Muitas pessoas de mentalidade semelhante não sabem que essa grande mente pertencia ao nosso campo.

No nº 18 da revista “Nedelya” de 1893 encontramos o seguinte (um fato interessante para os vegetarianos da vida do falecido NG Chernyshevsky no extremo norte da Sibéria). Nedelya refere-se ao órgão alemão Vegetarische Rundschau e escreve: “Na Sibéria, em Kolymsk, perto de Yakutsk, o autor do romance What Is to Be Done vive no exílio há 15 anos. O exilado possui uma pequena horta, que ele mesmo cultiva; ele presta muita atenção e observa cuidadosamente o crescimento de suas plantas; ele drenou o solo pantanoso no jardim. Chernyshevsky vive de alimentos que ele mesmo produz e come apenas alimentos vegetais.. Ele vive tão moderadamente que durante todo o ano não gasta os 120 rublos que o governo lhe dá.

No primeiro número da revista de 1910, sob o título “Carta ao Editor”, foi publicada uma carta de um certo Y. Chaga, indicando que os erros se infiltraram na nota do nº 8-9:

“Primeiro, Chernyshevsky estava exilado na Sibéria, não em Kolymsk, mas em Vilyuisk, região de Yakutsk. <...> Em segundo lugar, Chernyshevsky estava no exílio em Vilyuisk não 15, mas 12 anos.

Mas tudo isso <...> não é tão significativo: muito mais significativo é o fato de que Chernyshevsky foi uma vez um vegetariano consciente e bastante rigoroso. E aqui eu, por sua vez, confirmando o fato de que durante esses anos de exílio Chernyshevsky era de fato vegetariano, cito a seguinte citação do livro de Vl. Berenshtam “Perto do político”; o autor conta a história da esposa do capitão sobre Chernyshevsky, vizinha de quem ela morou por cerca de um ano em Vilyuysk.

“Ele (ou seja, Chernyshevsky) não comia carne ou pão branco, mas apenas pão preto, comia cereais, peixe e leite…

Acima de tudo, Chernyshevsky comeu mingau, pão de centeio, chá, cogumelos (no verão) e leite, raramente peixe. Havia também um pássaro selvagem em Vilyuisk, mas ele não comeu nem manteiga. Não comia nada na casa de ninguém, como costumava pedir. Só uma vez, no dia do meu nome, comi uma torta de peixe. Ele também odiava vinho; se, aconteceu, ele vê, agora ele diz: 'tire, tire!' » ».

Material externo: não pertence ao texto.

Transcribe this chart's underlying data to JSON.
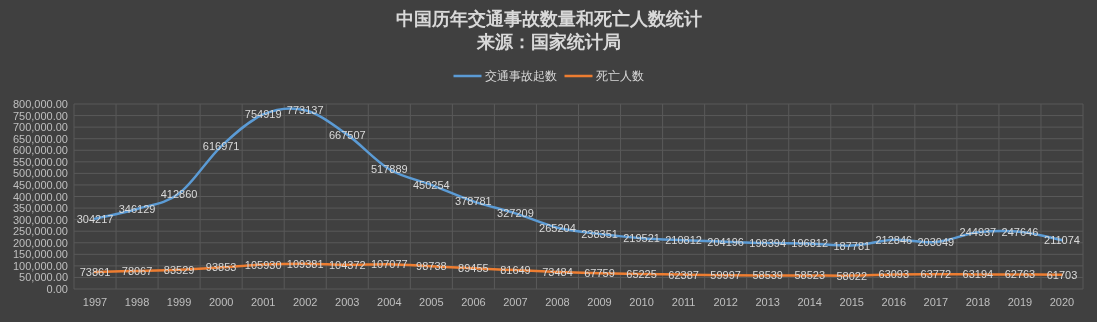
{
  "chart_data": {
    "type": "line",
    "title": "中国历年交通事故数量和死亡人数统计",
    "subtitle": "来源：国家统计局",
    "categories": [
      "1997",
      "1998",
      "1999",
      "2000",
      "2001",
      "2002",
      "2003",
      "2004",
      "2005",
      "2006",
      "2007",
      "2008",
      "2009",
      "2010",
      "2011",
      "2012",
      "2013",
      "2014",
      "2015",
      "2016",
      "2017",
      "2018",
      "2019",
      "2020"
    ],
    "series": [
      {
        "name": "交通事故起数",
        "color": "#5b9bd5",
        "values": [
          304217,
          346129,
          412860,
          616971,
          754919,
          773137,
          667507,
          517889,
          450254,
          378781,
          327209,
          265204,
          238351,
          219521,
          210812,
          204196,
          198394,
          196812,
          187781,
          212846,
          203049,
          244937,
          247646,
          211074
        ]
      },
      {
        "name": "死亡人数",
        "color": "#ed7d31",
        "values": [
          73861,
          78067,
          83529,
          93853,
          105930,
          109381,
          104372,
          107077,
          98738,
          89455,
          81649,
          73484,
          67759,
          65225,
          62387,
          59997,
          58539,
          58523,
          58022,
          63093,
          63772,
          63194,
          62763,
          61703
        ]
      }
    ],
    "ylim": [
      0,
      800000
    ],
    "yticks": [
      {
        "value": 0,
        "label": "0.00"
      },
      {
        "value": 50000,
        "label": "50,000.00"
      },
      {
        "value": 100000,
        "label": "100,000.00"
      },
      {
        "value": 150000,
        "label": "150,000.00"
      },
      {
        "value": 200000,
        "label": "200,000.00"
      },
      {
        "value": 250000,
        "label": "250,000.00"
      },
      {
        "value": 300000,
        "label": "300,000.00"
      },
      {
        "value": 350000,
        "label": "350,000.00"
      },
      {
        "value": 400000,
        "label": "400,000.00"
      },
      {
        "value": 450000,
        "label": "450,000.00"
      },
      {
        "value": 500000,
        "label": "500,000.00"
      },
      {
        "value": 550000,
        "label": "550,000.00"
      },
      {
        "value": 600000,
        "label": "600,000.00"
      },
      {
        "value": 650000,
        "label": "650,000.00"
      },
      {
        "value": 700000,
        "label": "700,000.00"
      },
      {
        "value": 750000,
        "label": "750,000.00"
      },
      {
        "value": 800000,
        "label": "800,000.00"
      }
    ],
    "grid": true,
    "legend": "top",
    "data_labels": true,
    "marker": "none",
    "line_style": "solid"
  }
}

Referindo-se ao livro de Vl. Berenshtam, pode-se estabelecer que em 1904, J. Chaga, durante uma viagem de barco a vapor pelo rio Lena, conheceu Alexandra Larionovna Mogilova, esposa do referido capitão. Em seu primeiro casamento, ela foi casada com o suboficial Gerasim Stepanovich Shchepkin. Este primeiro marido dela foi o último diretor da prisão em Vilyuysk, o lugar onde Chernyshevsky passou 12 anos no exílio. A conversa com ela foi gravada literalmente (uma versão curta dos lábios do próprio Shchepkin foi publicada por SF Mikhalevich já em 1905 em Riqueza Russa). Em 1883, AL Mogilova (então Shchepkina) viveu em Vilyuisk. De acordo com sua história, Chernyshevsky, que teve permissão para sair da prisão desde o amanhecer até o anoitecer, estava colhendo cogumelos na floresta. Fugir da selva sem estradas estava fora de questão. No inverno há cada vez mais noites e as geadas são mais fortes do que em Irkutsk. Não havia legumes, batatas eram trazidas de longe por eunucos por 3 rublos por pood, mas Chernyshevsky não as comprava por causa do alto custo. Ele tinha cinco grandes baús de livros. No verão, o tormento dos mosquitos era terrível: “Na sala”, lembra AL Mogilova, “havia um , um pote com todos os tipos de lixo fumegante. Se você pegar pão branco, imediatamente o mosquito ficará tão espesso que você pensará que está manchado de caviar.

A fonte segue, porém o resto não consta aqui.